It’s time to get back to the office!
Musings of Dr Paul Redmond, Director of Student Experience and Enhancement at University of Liverpool.
Apart from the occasional gurgling of the water cooler, they’ve been silent for months: glass and steel Mary Celestes, each one frozen in a pre-Covid world of work that no longer exists. Will we ever love our offices again?
Even before lockdown, our relationship with our offices was going through a rocky patch. While they remained loyal, we were getting itchy feet. Their obsession with nine-to-five working and reluctance to move with the times was beginning to get under our skin.
Jealously, we watched as exciting new alternatives sashayed into the neighbourhood: WeWork with its co-working and start-up vibe; hipster coffee shops offering convenience and free Wi-Fi; grungy factory conversions where meetings were off limits and pinball machines outnumbered PCs.
No wonder that as soon as the pandemic struck we jumped at the chance for a trial separation. It’s not you, it’s us, we told our offices, without believing it.
Several months on, we’re filing for divorce. Since March, half of all office workers have worked from home. Some may never go back. According to Gartner, 41% of employees are likely to remain working from home. WFH is about to become BAU.
When budgets are constrained, on the face of it, remote working makes sense. City offices are costly, requiring armies of cleaners, technicians, maintenance workers and receptionists. Working from home shifts these costs (and roles) from employers to employees.
Supporters of home working also claim that it’s more productive and that home-based teams are more task-focused than those based in offices. Workers themselves largely agree. Sixteen percent of firms say that from now on they will only be recruiting remote workers.
But I’m not convinced. I believe the office is still an essential component in our organisational ecosystem and that once our fling with remote working has fizzled out our love for offices will return.
First, offices remain the most effective places for building and maintaining work relationships. Platforms like Teams and Zoom are excellent at facilitating meetings but since when has anything productive come out of meetings? In any organisation, it’s not meetings but the informal chats, unscheduled encounters, snatched conversations, competitive rivalry and shared sandwich platters from which the molten stream of innovation flows. For this, home working doesn’t cut it; physical presence is required.
Second, offices are essential for developing the careers of the young. Working from home is all very well if you’re a well-networked Baby Boomer, but for Millennials, starved of contacts, role models and sage advisers, the experience can be all too isolating. No wonder companies are beginning to worry about ‘cultural drain’ among new employees.
And finally, offices are integral to who we are, and who we want to be.
Earlier this year, I gave a talk at the offices of a prestigious law firm. The design and décor was as elegant and graceful as a Medici palace. As I glided from one sumptuous room to another I kept wishing I’d worn a better suit – that I owned a better suit. Which of course was the idea: such places are designed to make you want to dress smartly and up your game, to be the best you can be.

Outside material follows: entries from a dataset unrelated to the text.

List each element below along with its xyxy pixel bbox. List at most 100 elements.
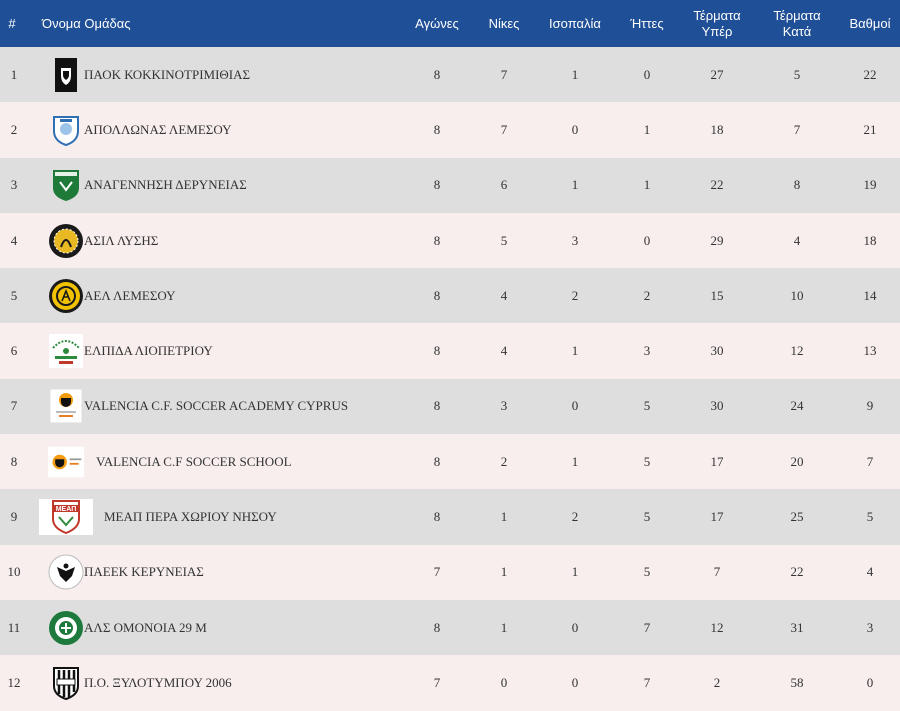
cell-points: 21 (863, 121, 877, 137)
cell-goals-against: 25 (790, 509, 804, 525)
cell-points: 18 (863, 232, 877, 248)
cell-rank: 2 (10, 121, 18, 137)
cell-goals-against: 4 (793, 232, 801, 248)
cell-rank: 8 (10, 453, 18, 469)
table-row: 5 ΑΕΛ ΛΕΜΕΣΟΥ 8 4 2 2 15 10 14 (0, 268, 900, 324)
omonoia-crest-icon (43, 600, 89, 655)
table-row: 11 ΑΛΣ ΟΜΟΝΟΙΑ 29 Μ 8 1 0 7 12 31 3 (0, 599, 900, 656)
table-row: 2 ΑΠΟΛΛΩΝΑΣ ΛΕΜΕΣΟΥ 8 7 0 1 18 7 21 (0, 102, 900, 158)
table-row: 12 Π.Ο. ΞΥΛΟΤΥΜΠΟΥ 2006 7 0 0 7 2 58 0 (0, 655, 900, 711)
cell-wins: 4 (500, 287, 508, 303)
cell-wins: 1 (500, 509, 508, 525)
team-logo (48, 665, 84, 701)
cell-draws: 1 (571, 66, 579, 82)
cell-wins: 4 (500, 343, 508, 359)
cell-losses: 2 (643, 287, 651, 303)
cell-losses: 7 (643, 619, 651, 635)
cell-goals-against: 10 (790, 287, 804, 303)
cell-played: 8 (433, 177, 441, 193)
cell-rank: 11 (7, 619, 21, 635)
header-points: Βαθμοί (849, 15, 891, 31)
valencia-school-crest-icon (43, 434, 89, 489)
paok-crest-icon (43, 47, 89, 102)
team-logo (48, 223, 84, 259)
cell-goals-against: 22 (790, 564, 804, 580)
cell-points: 0 (866, 674, 874, 690)
cell-points: 19 (863, 177, 877, 193)
cell-played: 7 (433, 564, 441, 580)
team-name: VALENCIA C.F SOCCER SCHOOL (96, 453, 292, 469)
cell-losses: 3 (643, 343, 651, 359)
team-name: VALENCIA C.F. SOCCER ACADEMY CYPRUS (84, 398, 349, 414)
apollon-crest-icon (43, 102, 89, 157)
cell-losses: 5 (643, 453, 651, 469)
header-played: Αγώνες (415, 15, 459, 31)
cell-goals-for: 30 (710, 398, 724, 414)
cell-losses: 0 (643, 232, 651, 248)
cell-goals-against: 7 (793, 121, 801, 137)
cell-draws: 1 (571, 564, 579, 580)
team-name: ΠΑΕΕΚ ΚΕΡΥΝΕΙΑΣ (84, 564, 204, 580)
cell-rank: 9 (10, 509, 18, 525)
cell-goals-against: 20 (790, 453, 804, 469)
valencia-academy-crest-icon (43, 379, 89, 434)
cell-draws: 1 (571, 177, 579, 193)
table-row: 1 ΠΑΟΚ ΚΟΚΚΙΝΟΤΡΙΜΙΘΙΑΣ 8 7 1 0 27 5 22 (0, 47, 900, 103)
header-rank: # (8, 15, 16, 31)
header-goals-against: Τέρματα Κατά (762, 0, 832, 47)
cell-losses: 5 (643, 564, 651, 580)
cell-losses: 5 (643, 509, 651, 525)
team-name: ΑΠΟΛΛΩΝΑΣ ΛΕΜΕΣΟΥ (84, 121, 232, 137)
table-row: 10 ΠΑΕΕΚ ΚΕΡΥΝΕΙΑΣ 7 1 1 5 7 22 4 (0, 544, 900, 600)
cell-goals-for: 15 (710, 287, 724, 303)
cell-draws: 0 (571, 619, 579, 635)
cell-played: 8 (433, 232, 441, 248)
header-goals-for-line2: Υπέρ (701, 23, 733, 39)
team-logo (48, 444, 84, 480)
cell-goals-against: 8 (793, 177, 801, 193)
team-logo (48, 112, 84, 148)
table-row: 4 ΑΣΙΛ ΛΥΣΗΣ 8 5 3 0 29 4 18 (0, 212, 900, 269)
cell-losses: 0 (643, 66, 651, 82)
cell-played: 8 (433, 453, 441, 469)
cell-goals-for: 17 (710, 453, 724, 469)
cell-goals-for: 27 (710, 66, 724, 82)
cell-draws: 2 (571, 509, 579, 525)
cell-goals-against: 12 (790, 343, 804, 359)
team-name: Π.Ο. ΞΥΛΟΤΥΜΠΟΥ 2006 (84, 674, 232, 690)
cell-rank: 3 (10, 177, 18, 193)
cell-points: 4 (866, 564, 874, 580)
cell-draws: 1 (571, 453, 579, 469)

That it’s an act, a piece of theatre, is part of the appeal. The writer Lucy Kellaway called this the ‘great artificiality’ that we buy into when entering offices:
“We pretend that our clothes are always in order and that we are entirely professional and impersonal. Whereas probably in our heads and definitely in our homes there is an awful lot of unravelling and farting going on.”
For Kellaway, wearing a perfectly ironed shirt or smart business suit might be contrived, but it’s also one of the delights of working life:
“It allows us to be a different person. And we’re all so fed up with who we are, the opportunity to be someone else, someone a little bit more impressive, is just so tempting.”
This is why I think offices are here to stay, albeit with some tweaking. We need them because they allow us to be different from who we are at home, and vice versa. Our dalliance with home working has been functional but uninspiring. If anything, it’s shown us what we’ve been missing – smart clothes, impressive surroundings, adult conversations, the chance to have meetings without being interrupted by cats, kids and Amazon deliveries.
Believe me, colleagues, it’s time to ditch the hoodies and get back to the office.